Fixed Fixed invalid configuration in POM "maven-dependency-plugin".
New Added JdbcDataStoreEngine as a data store implementation.
New Added "crawlersStartInterval" configuration option.
New New crawler events: DOCUMENT_QUEUED, DOCUMENT_PROCESSED.
New JMX reporting now returns active references and event counts.
New Now provides execution summary and the end of a crawler execution.
Removed Removed JEF dependency in favor of improved JMX for tracking.
New Now supports providing multiple committers.
New New collector events: COLLECTOR_RUN_BEGIN, COLLECTOR_RUN_END, COLLECTOR_STOP_BEGIN, COLLECTOR_STOP_END, COLLECTOR_CLEAN_BEGIN, COLLECTOR_CLEAN_END, COLLECTOR_STORE_EXPORT_BEGIN, COLLECTOR_STORE_EXPORT_END, COLLECTOR_STORE_IMPORT_BEGIN, COLLECTOR_STORE_IMPORT_END
New New crawler events: CRAWLER_INIT_BEGIN, CRAWLER_INIT_END, CRAWLER_RUN_BEGIN, CRAWLER_RUN_END, CRAWLER_STOP_BEGIN, CRAWLER_STOP_END, CRAWLER_CLEAN_BEGIN, CRAWLER_CLEAN_END.
New New method on CrawlerEvent: isCrawlerShutdown.
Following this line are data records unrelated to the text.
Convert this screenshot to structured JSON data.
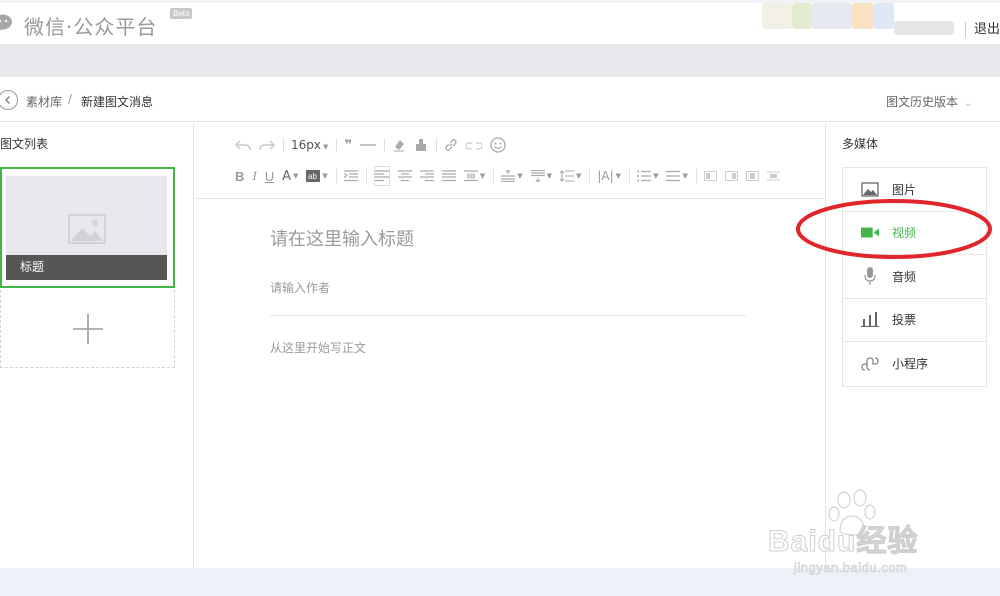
{
  "header": {
    "logo_text": "微信·公众平台",
    "beta_badge": "Beta",
    "logout_label": "退出",
    "brand_color": "#44b549"
  },
  "breadcrumb": {
    "parent": "素材库",
    "separator": "/",
    "current": "新建图文消息",
    "history_label": "图文历史版本"
  },
  "left_panel": {
    "title": "图文列表",
    "articles": [
      {
        "caption": "标题"
      }
    ],
    "add_icon": "plus-icon"
  },
  "toolbar": {
    "font_size": "16px",
    "row1_icons": [
      "undo-icon",
      "redo-icon",
      "font-size-select",
      "quote-icon",
      "horizontal-rule-icon",
      "clear-format-icon",
      "format-painter-icon",
      "link-icon",
      "unlink-icon",
      "emoji-icon"
    ],
    "row2_icons": [
      "bold-icon",
      "italic-icon",
      "underline-icon",
      "font-color-icon",
      "background-color-icon",
      "indent-icon",
      "align-left-icon",
      "align-center-icon",
      "align-right-icon",
      "justify-icon",
      "image-float-icon",
      "row-spacing-top-icon",
      "row-spacing-bottom-icon",
      "line-height-icon",
      "letter-spacing-icon",
      "list-icon",
      "list-ordered-icon",
      "table-icon-1",
      "table-icon-2",
      "table-icon-3",
      "table-icon-4"
    ],
    "bold": "B",
    "italic": "I",
    "underline": "U",
    "font_color": "A",
    "letter_spacing": "|A|"
  },
  "editor": {
    "title_placeholder": "请在这里输入标题",
    "author_placeholder": "请输入作者",
    "body_placeholder": "从这里开始写正文"
  },
  "media_panel": {
    "title": "多媒体",
    "items": [
      {
        "label": "图片",
        "icon": "image-icon",
        "active": false
      },
      {
        "label": "视频",
        "icon": "video-icon",
        "active": true
      },
      {
        "label": "音频",
        "icon": "microphone-icon",
        "active": false
      },
      {
        "label": "投票",
        "icon": "bar-chart-icon",
        "active": false
      },
      {
        "label": "小程序",
        "icon": "mini-program-icon",
        "active": false
      }
    ],
    "highlight_color": "#e0262b"
  },
  "watermark": {
    "main": "Baidu经验",
    "sub": "jingyan.baidu.com"
  }
}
New New UNSUPPORTED crawl state.
New New Collector#clean() method and related events.
New New Collector#exportDataStore(), Collector#importDataStore() methods and related events.
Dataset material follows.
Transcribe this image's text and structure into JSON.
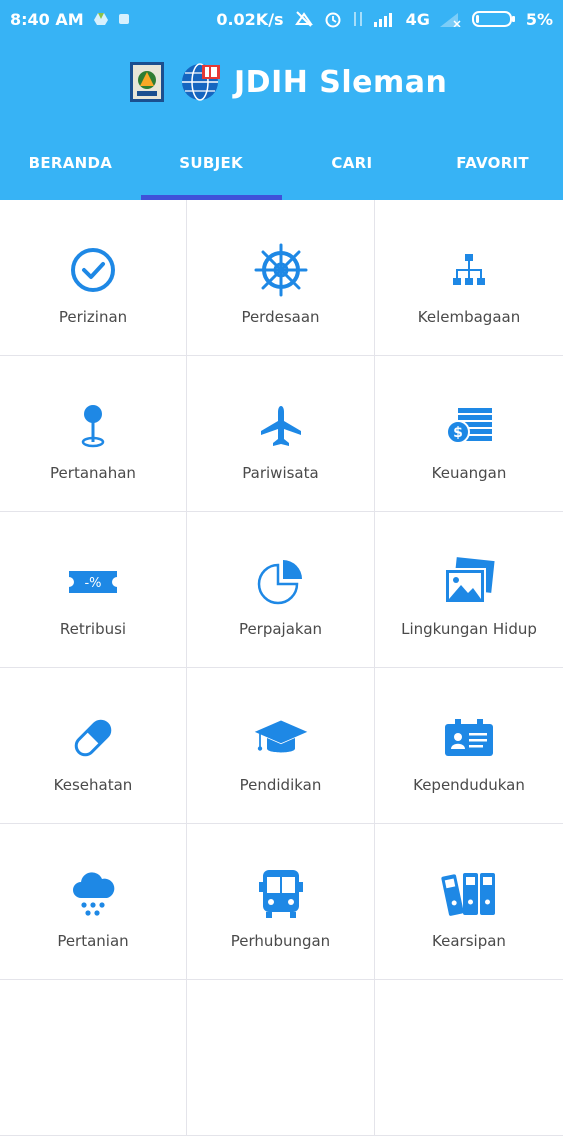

New New .core.reference package along with new .core.store package for storing of URL crawling information.
New New IDataStoreEngine accessible from crawler to store any kind of objects by implementors in their own extensions.
New AbstractDocumentChecksummer and AbstractMetadataChecksummer classes (and their subclasses) now have an "onSet" configurable option for dictating how values are set: append, prepend, replace, optional.
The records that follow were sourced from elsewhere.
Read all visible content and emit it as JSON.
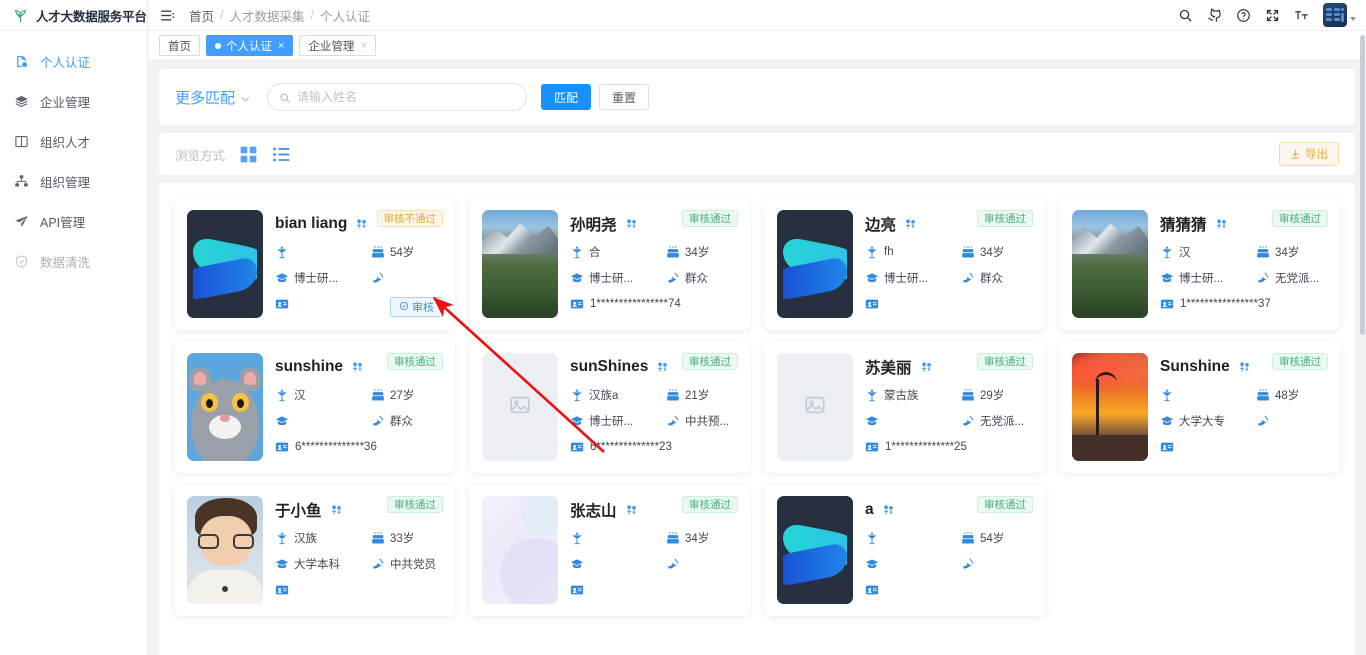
{
  "brand": {
    "title": "人才大数据服务平台",
    "logo_icon": "plant-leaf-icon"
  },
  "sidebar": {
    "items": [
      {
        "label": "个人认证",
        "icon": "file-badge-icon",
        "active": true
      },
      {
        "label": "企业管理",
        "icon": "layers-icon",
        "active": false
      },
      {
        "label": "组织人才",
        "icon": "book-open-icon",
        "active": false
      },
      {
        "label": "组织管理",
        "icon": "sitemap-icon",
        "active": false
      },
      {
        "label": "API管理",
        "icon": "send-icon",
        "active": false
      },
      {
        "label": "数据清洗",
        "icon": "shield-check-icon",
        "active": false,
        "dim": true
      }
    ]
  },
  "topbar": {
    "menu_icon": "hamburger-icon",
    "breadcrumbs": [
      "首页",
      "人才数据采集",
      "个人认证"
    ],
    "separator": "/",
    "actions": [
      {
        "name": "search-icon",
        "title": "搜索"
      },
      {
        "name": "github-icon",
        "title": "GitHub"
      },
      {
        "name": "help-circle-icon",
        "title": "帮助"
      },
      {
        "name": "fullscreen-icon",
        "title": "全屏"
      },
      {
        "name": "font-size-icon",
        "title": "字体大小"
      }
    ],
    "avatar_name": "user-avatar"
  },
  "tabs": [
    {
      "label": "首页",
      "active": false,
      "closable": false
    },
    {
      "label": "个人认证",
      "active": true,
      "closable": true,
      "close_label": "×"
    },
    {
      "label": "企业管理",
      "active": false,
      "closable": true,
      "close_label": "×"
    }
  ],
  "filter": {
    "more_match_label": "更多匹配",
    "chevron_icon": "chevron-down-icon",
    "search_placeholder": "请输入姓名",
    "search_value": "",
    "search_icon": "search-icon",
    "match_button": "匹配",
    "reset_button": "重置"
  },
  "viewbar": {
    "label": "浏览方式",
    "grid_icon": "grid-view-icon",
    "list_icon": "list-view-icon",
    "export_label": "导出",
    "export_icon": "download-icon",
    "export_color": "#e9a93c"
  },
  "colors": {
    "accent": "#409eff",
    "primary_button": "#1890ff",
    "badge_pass_text": "#4caf7d",
    "badge_pass_bg": "#eafaf0",
    "badge_fail_text": "#e7ab3e",
    "badge_fail_bg": "#fdf5e6",
    "annotation_arrow": "#ee1111"
  },
  "card_icons": {
    "gender": "gender-icon",
    "ethnicity": "ethnicity-icon",
    "age": "birthday-cake-icon",
    "education": "graduation-cap-icon",
    "politics": "hammer-sickle-icon",
    "id_card": "id-card-icon",
    "review": "check-circle-icon"
  },
  "cards": [
    {
      "name": "bian liang",
      "status": "审核不通过",
      "status_type": "fail",
      "ethnicity": "",
      "age": "54岁",
      "education": "博士研...",
      "politics": "",
      "id": "",
      "photo": "logo",
      "review_button": "审核"
    },
    {
      "name": "孙明尧",
      "status": "审核通过",
      "status_type": "pass",
      "ethnicity": "合",
      "age": "34岁",
      "education": "博士研...",
      "politics": "群众",
      "id": "1****************74",
      "photo": "nature",
      "review_button": ""
    },
    {
      "name": "边亮",
      "status": "审核通过",
      "status_type": "pass",
      "ethnicity": "fh",
      "age": "34岁",
      "education": "博士研...",
      "politics": "群众",
      "id": "",
      "photo": "logo",
      "review_button": ""
    },
    {
      "name": "猜猜猜",
      "status": "审核通过",
      "status_type": "pass",
      "ethnicity": "汉",
      "age": "34岁",
      "education": "博士研...",
      "politics": "无党派...",
      "id": "1****************37",
      "photo": "nature",
      "review_button": ""
    },
    {
      "name": "sunshine",
      "status": "审核通过",
      "status_type": "pass",
      "ethnicity": "汉",
      "age": "27岁",
      "education": "",
      "politics": "群众",
      "id": "6**************36",
      "photo": "cat",
      "review_button": ""
    },
    {
      "name": "sunShines",
      "status": "审核通过",
      "status_type": "pass",
      "ethnicity": "汉族a",
      "age": "21岁",
      "education": "博士研...",
      "politics": "中共预...",
      "id": "6**************23",
      "photo": "placeholder",
      "review_button": ""
    },
    {
      "name": "苏美丽",
      "status": "审核通过",
      "status_type": "pass",
      "ethnicity": "蒙古族",
      "age": "29岁",
      "education": "",
      "politics": "无党派...",
      "id": "1**************25",
      "photo": "placeholder",
      "review_button": ""
    },
    {
      "name": "Sunshine",
      "status": "审核通过",
      "status_type": "pass",
      "ethnicity": "",
      "age": "48岁",
      "education": "大学大专",
      "politics": "",
      "id": "",
      "photo": "sunset",
      "review_button": ""
    },
    {
      "name": "于小鱼",
      "status": "审核通过",
      "status_type": "pass",
      "ethnicity": "汉族",
      "age": "33岁",
      "education": "大学本科",
      "politics": "中共党员",
      "id": "",
      "photo": "boy",
      "review_button": ""
    },
    {
      "name": "张志山",
      "status": "审核通过",
      "status_type": "pass",
      "ethnicity": "",
      "age": "34岁",
      "education": "",
      "politics": "",
      "id": "",
      "photo": "blur",
      "review_button": ""
    },
    {
      "name": "a",
      "status": "审核通过",
      "status_type": "pass",
      "ethnicity": "",
      "age": "54岁",
      "education": "",
      "politics": "",
      "id": "",
      "photo": "logo",
      "review_button": ""
    }
  ]
}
New New CrawlDoc, CrawlDocInfo, and CrawlDocMetadata (either new or renamed).
New New Crawler#isQueueInitialized() method to support asynchronous reference queueing.
New Now logging throughput (documents per seconds) and estimated remaining time.
Updated Now always resume previous incomplete executions. Can now "clean" to start fresh.
Updated Now using XML class from Norconex Commons Lang for loading/saving configuration.
Updated Now using SLF4J for logging.
Updated Lists are now replacing arrays in most places.
Updated ICollector, ICollectorConfig, ICrawler, ICrawlerConfig were all replaced with Collector, CollectorConfig, Crawler, and CrawlerConfig.
Updated Default working directory structure has been modified.
Updated Path is used in addition/instead of File in many places.
Updated Configurable CollectorLifeCycleListener, IJobLifeCycleListener, IJobErrorListener, ISuiteLifeCycleListener, ICrawlerEventListener all replaced with IEventListener. These new listeners can be set on the collector configuration, or be implemented on configuration objects and automatically be detected.
Updated Dependency updates: Norconex Importer 3.0.0, Norconex JEF 5.0.0, Norconex Commons Lang 2.0.0, Norconex Committer 3.0.0, H2 1.4.197.
Updated CrawlerConfig#OrphanStrategy is now public.
Updated Now requires Java 8 or higher.
Updated Command-line arguments are now different, with more options such as "cleaning" previous executions, importing/exporting the crawl store and forcing a commit of any remains from committer queue, rendering of configuration file once interpreted, etc.
Updated Now use simple file-locks to prevent running conflicting commands concurrently.
Updated Dates now takes the zone into consideration.
Updated Collector "maxParallelCrawlers" is now deprecated in favor of "maxConcurrentCrawlers".
Removed Removed "data" package in favor of "reference" package.
Removed Removed some of the deprecated code from 1.x.
Removed Removed CRAWLER_RESUMED crawler event.
Removed Removed CollectorConfigLoader, CollectorLifeCycleListener, CrawlerLifeCycleListener, IJobLifeCycleListener, IJobErrorListener, ISuiteLifeCycleListener, ICrawlerEventListener (replaced by IEventListener).
Removed Remove all previously available crawl store implementions in favor of new MVStoreDataStore.